Nobody is old, sick, crippled, unlikable, over-weight, ugly, unhappy, or
dies. What could be more like heaven to
live forever more in a TV commercial?
Revelations 21 tells us what heaven will
be like: “And I saw a new heaven and a
new earth: for the first heaven and the first earth were passed away; and there
was no more sea. And I John saw the holy city, the New Jerusalem, coming down
from God out of heaven, prepared as a bride adorned for her husband. And I
heard a great voice out of heaven saying, Behold, the tabernacle of God is with
men, and he will dwell with them, and they shall be his people, and God himself
shall be with them, and be their God.
And God shall wipe away all tears from their eyes; and there shall be no
more death, neither sorrow, nor crying, neither shall there be any more pain:
for the former things are passed away.”
I take a page from Plato to suggest that
heaven is here but only better and more real.
What ever we have here that is good, will last forever-- but it will be
just more so. What we see around us, I
believe, is like a photocopy of a photocopy of what is real—which is heaven. There are times when I dream of Ivyland—playing in the barn that has long since been
destroyed, for example—and the dream is so lucid and three dimensional that
that I can touch and smell and feel everything I did forty years ago—but more
so.
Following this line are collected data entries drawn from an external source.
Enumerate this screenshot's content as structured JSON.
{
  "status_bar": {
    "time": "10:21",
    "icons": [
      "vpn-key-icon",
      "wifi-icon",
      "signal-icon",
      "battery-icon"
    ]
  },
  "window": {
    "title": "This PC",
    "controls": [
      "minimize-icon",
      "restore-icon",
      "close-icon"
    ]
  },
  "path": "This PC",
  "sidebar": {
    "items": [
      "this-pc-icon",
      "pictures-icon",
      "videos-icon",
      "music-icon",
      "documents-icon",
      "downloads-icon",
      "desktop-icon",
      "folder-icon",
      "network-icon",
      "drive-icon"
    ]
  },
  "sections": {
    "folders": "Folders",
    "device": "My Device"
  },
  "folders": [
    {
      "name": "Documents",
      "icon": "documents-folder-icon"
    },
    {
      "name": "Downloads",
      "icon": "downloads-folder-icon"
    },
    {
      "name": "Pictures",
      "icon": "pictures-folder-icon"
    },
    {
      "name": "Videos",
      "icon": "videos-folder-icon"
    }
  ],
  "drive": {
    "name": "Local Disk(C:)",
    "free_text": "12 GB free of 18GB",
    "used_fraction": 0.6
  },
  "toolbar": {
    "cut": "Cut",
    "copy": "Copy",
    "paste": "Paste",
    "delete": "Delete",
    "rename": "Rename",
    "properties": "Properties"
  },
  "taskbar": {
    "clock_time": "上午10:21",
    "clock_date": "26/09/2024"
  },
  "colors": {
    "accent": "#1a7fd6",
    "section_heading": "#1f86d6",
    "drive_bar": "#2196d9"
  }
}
That is what heaven will be
like. No clouds and choirs or cherubs
strumming their harps. Heaven will be
this world—but only much more so. In The Last Battle, C.S. Lewis has Aslan tell the children that they just died. “There was a real railroad accident,” said Aslan. “Your father
and mother and all of you are—as you used to call it in the
Shadow-Lands—dead. The term is over: the
holidays have begun. The dream is ended:
this is the morning.”
If there is a heaven, there must be a
hell, just as if there is light, there must be darkness. Hell—banishment from God-- is real in the same sense that
heaven—in the presence of God-- is real.
Hell, for me, is what I don’t like forever. Thus, it would be a place where I wear
sheets, sing in choirs, and memorize scripture when I would much rather be
reading books, traveling, and feeding my cats. The Old Testament describes hell
as sheol, a vague limbo
after death. The New Testament is more
graphic, describing Hell as “the lake that burns with fire and brimstone” and
where sinner “weep and gnash their teeth.”
I look at this language as a picture that hell will be estrangement,
isolation, and despair, denying as a lie that hope that “heaven is for climate
and hell is for society.” As to who is
in hell and who is in heaven remains a mystery that we must leave to God.